Actually, I’m not even sure that’s a question: Microsoft has already explicitly stated that it will surround Bing AI search results with ads. And I’m curious what the end game there is: will it generate chat-based results that are actually ads that don’t answer the query one is asking? And isn’t this issue why Google walked away from its own AI-based version of Search years ago when it found that it’s not possible to easily monetize it as is the case with traditional search today?

And we have ample evidence of what happens to a free product that Microsoft tries to monetize. Just look at Windows 11, a pretty face surrounded by privacy-stealing telemetry that can’t be disabled, advertisements, sponsored apps in the Start menu, an ever-growing selection of add-on subscription services, and other ills. This is a product that lets you set your preferred web browser and then ignores that choice so it can funnel you, lemming-like, to Microsoft-owned MSN, Bing, and advertising services.

It’s not just that Bing is a bad brand, or that Microsoft doesn’t understand consumers and never has, it’s that the consumers that Microsoft wants to attract so badly don’t care about the software giant in the slightest. And honestly never will. Microsoft’s biggest concern in the 1990s was that it would become the next IBM, but that fear was realized long ago: today, Microsoft is the second most successful company on earth, but it’s successful mostly because of what most would describe as infrastructure. And it will likely see much better success selling OpenAI-based services and APIs to third parties via Azure than it will selling search to individuals. Bing AI doesn’t change that, especially when AI-based improvements are popping up everywhere.

Consider augmented reality (AR). For all of Microsoft’s investments in this space, the only major AR products that were successful at scale happened on smartphones, not on HoloLens, and came out of left field, like Pokémon Go. That’s already happening with AI, too, where anyone can use their smartphone to create heroic cartoon images of themselves, invent oil painting-like artwork using plain English descriptions, solve coding problems, create travel itineraries, and more. Bing will simply be yet another place where people can use AI chat to arrive at more complex answers to queries, just like Bing today is simply yet another way to search online. One that few people use.

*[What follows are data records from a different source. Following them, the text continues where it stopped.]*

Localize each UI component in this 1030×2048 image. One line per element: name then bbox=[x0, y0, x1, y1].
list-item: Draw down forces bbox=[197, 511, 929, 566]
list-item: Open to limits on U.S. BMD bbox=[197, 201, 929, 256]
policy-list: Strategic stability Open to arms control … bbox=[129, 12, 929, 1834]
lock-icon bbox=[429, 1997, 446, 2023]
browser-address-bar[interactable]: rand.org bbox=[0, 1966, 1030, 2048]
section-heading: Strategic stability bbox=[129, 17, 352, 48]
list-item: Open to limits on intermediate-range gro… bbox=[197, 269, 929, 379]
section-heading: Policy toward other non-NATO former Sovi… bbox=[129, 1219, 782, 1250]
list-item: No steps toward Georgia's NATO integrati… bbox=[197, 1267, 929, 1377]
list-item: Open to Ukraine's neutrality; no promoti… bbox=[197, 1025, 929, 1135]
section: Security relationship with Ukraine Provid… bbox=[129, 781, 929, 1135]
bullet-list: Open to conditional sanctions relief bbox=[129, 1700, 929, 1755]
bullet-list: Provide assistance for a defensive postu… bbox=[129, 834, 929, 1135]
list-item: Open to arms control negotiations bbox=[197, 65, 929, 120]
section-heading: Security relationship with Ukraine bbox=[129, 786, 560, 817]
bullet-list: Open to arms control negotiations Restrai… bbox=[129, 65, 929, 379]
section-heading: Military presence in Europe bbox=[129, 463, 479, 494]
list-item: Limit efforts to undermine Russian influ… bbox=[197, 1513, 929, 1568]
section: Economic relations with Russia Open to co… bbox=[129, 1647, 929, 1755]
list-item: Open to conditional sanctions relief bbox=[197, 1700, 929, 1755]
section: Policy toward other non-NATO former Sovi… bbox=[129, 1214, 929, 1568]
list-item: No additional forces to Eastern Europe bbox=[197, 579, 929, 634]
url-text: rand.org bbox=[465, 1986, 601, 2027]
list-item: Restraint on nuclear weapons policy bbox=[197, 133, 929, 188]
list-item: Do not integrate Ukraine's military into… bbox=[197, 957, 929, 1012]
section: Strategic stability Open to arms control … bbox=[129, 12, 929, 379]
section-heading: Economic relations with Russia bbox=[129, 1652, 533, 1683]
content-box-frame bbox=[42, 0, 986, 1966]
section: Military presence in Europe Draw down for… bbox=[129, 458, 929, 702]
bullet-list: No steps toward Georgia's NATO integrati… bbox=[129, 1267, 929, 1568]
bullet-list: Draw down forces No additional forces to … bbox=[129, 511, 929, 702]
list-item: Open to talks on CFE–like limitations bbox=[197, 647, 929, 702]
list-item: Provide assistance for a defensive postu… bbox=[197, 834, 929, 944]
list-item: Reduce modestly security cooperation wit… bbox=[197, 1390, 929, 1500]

But the biggest issue for Microsoft, I think, is that AI is arriving at a point in history where the world has collectively come to the understanding that Big Tech is too big to not regulate. And that given all of the investigations into the obviously illegal behavior at companies like Amazon, Apple, Google, Meta, and even poor Microsoft—again, the second most powerful company on earth—now is not the time to give these companies even more control over our lives. In other words, Microsoft has much to fear from regulators, governments, and lawmakers as it does from its competitors. Maybe more.

I will never understand what Microsoft made jumpstart this AI revolution given that the technology so often feels like a self-congratulatory orgy of often unauthoritative content delivered with a confidence it simply does not deserve. But it happened, and now we have to deal with it. And we will be judged by those in the future by how we did so.